Dinner and Overnight Shetland. (B,D)

Day 19 -
This morning we take in the multi-period Jarlshof Prehistoric Norse Settlement. Jarlshof lies at the most
southernly tip of Mainland Shetlands and provides an insight into the way of life of the inhabitants at particularly interesting
periods – the late
Bronze Age, Iron Age, Pictish era, Norse era and the Middle Ages. It includes oval-shaped Bronze
Age houses, Iron Age Broch and wheelhouses, Viking long houses, medieval farmstead and 16th century laird’s house. We will
have a tour of the site before we make our way to
Lerwick, the largest town in the Shetlands.
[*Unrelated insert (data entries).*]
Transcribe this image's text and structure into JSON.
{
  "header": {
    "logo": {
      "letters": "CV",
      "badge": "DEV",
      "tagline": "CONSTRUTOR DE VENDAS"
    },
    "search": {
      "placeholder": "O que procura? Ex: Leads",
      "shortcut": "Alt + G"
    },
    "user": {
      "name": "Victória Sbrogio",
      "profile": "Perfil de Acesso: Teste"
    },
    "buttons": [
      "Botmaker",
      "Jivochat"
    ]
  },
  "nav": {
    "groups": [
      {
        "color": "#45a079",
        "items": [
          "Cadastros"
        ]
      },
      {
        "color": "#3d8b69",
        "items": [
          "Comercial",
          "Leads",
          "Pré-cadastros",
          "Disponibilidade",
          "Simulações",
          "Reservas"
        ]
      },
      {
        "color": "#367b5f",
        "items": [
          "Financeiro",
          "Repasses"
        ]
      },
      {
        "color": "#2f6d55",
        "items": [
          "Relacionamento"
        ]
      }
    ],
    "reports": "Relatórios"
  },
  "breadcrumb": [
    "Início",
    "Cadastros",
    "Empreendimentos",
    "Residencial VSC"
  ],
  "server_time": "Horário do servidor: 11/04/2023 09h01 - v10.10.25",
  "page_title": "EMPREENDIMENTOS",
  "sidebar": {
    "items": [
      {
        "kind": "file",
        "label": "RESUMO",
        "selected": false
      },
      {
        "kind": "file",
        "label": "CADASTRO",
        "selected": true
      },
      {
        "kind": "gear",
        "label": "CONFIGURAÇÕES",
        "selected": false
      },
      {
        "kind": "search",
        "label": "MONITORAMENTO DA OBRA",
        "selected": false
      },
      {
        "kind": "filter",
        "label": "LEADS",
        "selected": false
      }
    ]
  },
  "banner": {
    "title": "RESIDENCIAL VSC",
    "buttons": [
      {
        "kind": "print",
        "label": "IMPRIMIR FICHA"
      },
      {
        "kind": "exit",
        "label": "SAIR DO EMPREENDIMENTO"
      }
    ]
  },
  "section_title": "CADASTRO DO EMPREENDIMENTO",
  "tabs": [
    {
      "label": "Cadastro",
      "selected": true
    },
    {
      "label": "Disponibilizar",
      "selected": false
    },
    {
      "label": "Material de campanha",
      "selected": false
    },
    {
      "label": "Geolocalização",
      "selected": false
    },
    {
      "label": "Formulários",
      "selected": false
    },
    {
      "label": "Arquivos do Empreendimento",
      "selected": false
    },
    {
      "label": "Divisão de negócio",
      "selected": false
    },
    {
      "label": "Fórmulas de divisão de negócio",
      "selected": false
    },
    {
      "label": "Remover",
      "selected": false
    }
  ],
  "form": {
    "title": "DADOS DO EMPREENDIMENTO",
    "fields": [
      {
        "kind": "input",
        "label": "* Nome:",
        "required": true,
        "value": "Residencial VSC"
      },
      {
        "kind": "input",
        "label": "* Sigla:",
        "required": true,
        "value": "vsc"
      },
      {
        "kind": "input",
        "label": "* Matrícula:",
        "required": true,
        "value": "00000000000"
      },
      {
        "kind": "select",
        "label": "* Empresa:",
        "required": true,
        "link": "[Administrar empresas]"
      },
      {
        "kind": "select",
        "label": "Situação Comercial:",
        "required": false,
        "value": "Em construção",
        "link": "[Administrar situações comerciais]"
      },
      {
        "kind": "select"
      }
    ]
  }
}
After you find some lunch we
will visit the
Shetland Textile Museum where you can watch demonstrations of spinning and knitting and admire the
extensive collection of over 500 knitted or woven items at this one of its kind museum dedicated to the islands’ textile heritage.
You will then have some free time to wander around Lerwick where the harbour is an excellent location to seal watch and
where we will board the overnight ferry back to the mainland at
Aberdeen. After boarding the ferry you will be able to find
some dinner on board.
Overnight at Sea. (B,L)

Day 20 -
We dock this morning in Aberdeen and then make our way south to Glamis and Glamis Castle, the childhood
home of
The Queen Mother and the legendary setting for Shakespeare's Macbeth. Home to the Earls of Strathmore
and Kinghorne
, Glamis Castle has witnessed over 600 years of history. Glamis is also reported to be the most haunted castle
in Scotland and is a true fairy tale castle! You can find some lunch at Glamis and then explore the gardens before we make our
way to
Perth to visit Scone Palace, the home of the Earls of Mansfield.  Once the crowning place of Scottish Kings,
Scone Palace occupies a unique position in Scotland’s history. A breathtakingly beautiful place of power and mystery and the
rightful home of the celebrated
Stone of Scone, Scone Palace is regarded as a national treasure and is revered as the historic
jewel in Scotland’s crown.
Farewell Dinner and Overnight Edinburgh. (B,D)

Day 21 - September 22nd -
We return to the Edinburgh International Airport for the journey home.